Summary
Hypothesis Planned Exploration (HyPE) is a novel approach to exploration in meta-reinforcement learning. Given the same sample budget, our method successfully adapts four times more often than the standard passive strategy. I’ve contributed heavily to experimental design, test coverage (via Pytest), and training + evaluation infrastructure. We are currently under review for publication at IJCAI 2026. Additional work is ongoing with plans to submit to NeurIPS 2026.
Summary
At Purdue’s Digital Enterprise Center, my research team was dedicated to developing a manufacturing workflow which integrates IoT tools, computer vision, and Solumina MES to streamline the assembly process. To showcase this workflow, we assembled a commercial oil pump over three workstations that would each be responsible for a subset of the assembly steps. As a part of this project, I built software to perform computer-vision-aided foreign debris detection, assembly verification, and comprehensive data collection.

Notable Work
- For a faster training pipeline, I leveraged image augmentation to increase our dataset by up to 64 times, allowing us to efficiently add new objects of interest to our set of foreign objects. I also streamlined the development and new-hire integration process by creating a CI/CD pipeline using the pdoc library alongside GitHub Workflow, enabling automated building and deployment of a documentation page for the data wrangling and model training scripts.

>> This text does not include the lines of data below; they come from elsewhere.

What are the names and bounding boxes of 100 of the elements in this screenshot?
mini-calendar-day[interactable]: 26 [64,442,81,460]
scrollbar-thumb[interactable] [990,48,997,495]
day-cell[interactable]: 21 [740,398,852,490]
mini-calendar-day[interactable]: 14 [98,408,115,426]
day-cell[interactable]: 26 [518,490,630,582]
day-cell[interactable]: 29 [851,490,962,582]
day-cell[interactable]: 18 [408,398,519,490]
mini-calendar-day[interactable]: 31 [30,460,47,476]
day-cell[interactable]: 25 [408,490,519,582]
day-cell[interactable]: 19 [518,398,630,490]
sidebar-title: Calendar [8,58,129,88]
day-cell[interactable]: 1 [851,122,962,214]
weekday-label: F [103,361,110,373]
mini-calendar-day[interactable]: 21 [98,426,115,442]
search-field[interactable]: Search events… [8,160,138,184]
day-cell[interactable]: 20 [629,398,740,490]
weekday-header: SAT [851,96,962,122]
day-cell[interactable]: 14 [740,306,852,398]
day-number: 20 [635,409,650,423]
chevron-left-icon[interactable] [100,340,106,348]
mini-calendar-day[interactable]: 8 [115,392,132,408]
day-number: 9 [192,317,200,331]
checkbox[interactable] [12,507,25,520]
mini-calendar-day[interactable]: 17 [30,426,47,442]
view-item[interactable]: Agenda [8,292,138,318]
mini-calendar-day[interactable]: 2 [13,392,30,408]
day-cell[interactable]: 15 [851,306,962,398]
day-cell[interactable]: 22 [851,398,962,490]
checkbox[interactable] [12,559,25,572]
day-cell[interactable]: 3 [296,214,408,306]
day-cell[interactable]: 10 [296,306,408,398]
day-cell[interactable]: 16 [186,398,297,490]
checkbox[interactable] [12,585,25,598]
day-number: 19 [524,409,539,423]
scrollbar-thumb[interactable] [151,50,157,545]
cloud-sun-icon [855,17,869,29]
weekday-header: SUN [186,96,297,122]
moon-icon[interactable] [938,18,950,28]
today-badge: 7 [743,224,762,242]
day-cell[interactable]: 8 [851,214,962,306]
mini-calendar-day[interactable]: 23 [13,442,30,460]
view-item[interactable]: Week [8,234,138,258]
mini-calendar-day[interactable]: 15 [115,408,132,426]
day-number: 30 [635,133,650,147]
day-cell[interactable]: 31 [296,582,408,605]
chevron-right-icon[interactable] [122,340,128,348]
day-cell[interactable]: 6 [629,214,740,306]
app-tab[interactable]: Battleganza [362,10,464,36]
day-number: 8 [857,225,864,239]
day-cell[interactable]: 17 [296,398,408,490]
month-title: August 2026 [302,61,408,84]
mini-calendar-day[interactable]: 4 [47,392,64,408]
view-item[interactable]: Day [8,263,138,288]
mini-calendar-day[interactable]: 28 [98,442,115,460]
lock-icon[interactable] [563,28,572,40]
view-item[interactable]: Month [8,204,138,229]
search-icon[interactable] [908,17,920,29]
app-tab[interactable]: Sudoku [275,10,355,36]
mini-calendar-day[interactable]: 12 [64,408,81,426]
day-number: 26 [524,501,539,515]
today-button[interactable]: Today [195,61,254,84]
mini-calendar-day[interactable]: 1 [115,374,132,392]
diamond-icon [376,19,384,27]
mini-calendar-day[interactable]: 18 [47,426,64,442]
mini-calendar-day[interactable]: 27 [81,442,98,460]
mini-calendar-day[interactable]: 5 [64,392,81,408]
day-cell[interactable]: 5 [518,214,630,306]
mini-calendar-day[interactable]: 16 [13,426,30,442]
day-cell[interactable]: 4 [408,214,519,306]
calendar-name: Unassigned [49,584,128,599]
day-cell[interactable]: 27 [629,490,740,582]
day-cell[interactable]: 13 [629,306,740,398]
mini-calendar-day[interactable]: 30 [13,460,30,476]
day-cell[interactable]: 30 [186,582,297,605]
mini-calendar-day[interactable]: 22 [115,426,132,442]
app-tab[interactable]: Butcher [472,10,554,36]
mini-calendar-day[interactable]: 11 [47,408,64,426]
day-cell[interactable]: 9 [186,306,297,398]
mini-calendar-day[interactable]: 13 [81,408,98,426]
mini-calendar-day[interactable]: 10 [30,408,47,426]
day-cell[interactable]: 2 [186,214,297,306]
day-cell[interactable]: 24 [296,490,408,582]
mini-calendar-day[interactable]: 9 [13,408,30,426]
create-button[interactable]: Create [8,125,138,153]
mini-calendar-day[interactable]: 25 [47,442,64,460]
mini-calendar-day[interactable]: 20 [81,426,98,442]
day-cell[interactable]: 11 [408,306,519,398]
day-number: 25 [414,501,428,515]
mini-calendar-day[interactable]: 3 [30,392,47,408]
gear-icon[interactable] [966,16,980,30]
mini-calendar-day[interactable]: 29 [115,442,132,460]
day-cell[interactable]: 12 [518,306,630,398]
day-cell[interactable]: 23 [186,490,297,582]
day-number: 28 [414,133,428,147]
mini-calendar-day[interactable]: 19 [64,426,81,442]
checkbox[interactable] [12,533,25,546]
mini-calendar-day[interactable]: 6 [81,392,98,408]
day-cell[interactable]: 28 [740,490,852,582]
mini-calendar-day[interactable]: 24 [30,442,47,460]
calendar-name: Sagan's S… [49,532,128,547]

- Using Rust, Tauri, and Svelte, I developed a desktop application prototype for multi-camera selection and real-time object detection. Starting with example object detection code from the official YOLOv8 repository, I improved performance 5x by parallelizing pre and post-processing using Rayon.
- Re-wrote legacy Python code, correcting major issues like unblocked concurrent file access. Replaced inefficient system calls that launched new command-line processes with lightweight threading for improved performance and resource management.
- Currently working on integrating the computer vision pipeline with Atlas Copco’s PF6000 controller for real-time feedback on the assembly process. This will allow us to detect and correct errors in real-time, reducing the need for manual inspection and rework. Assembly data is stored in Solumina MES via its native REST API for enhanced traceability and analysis.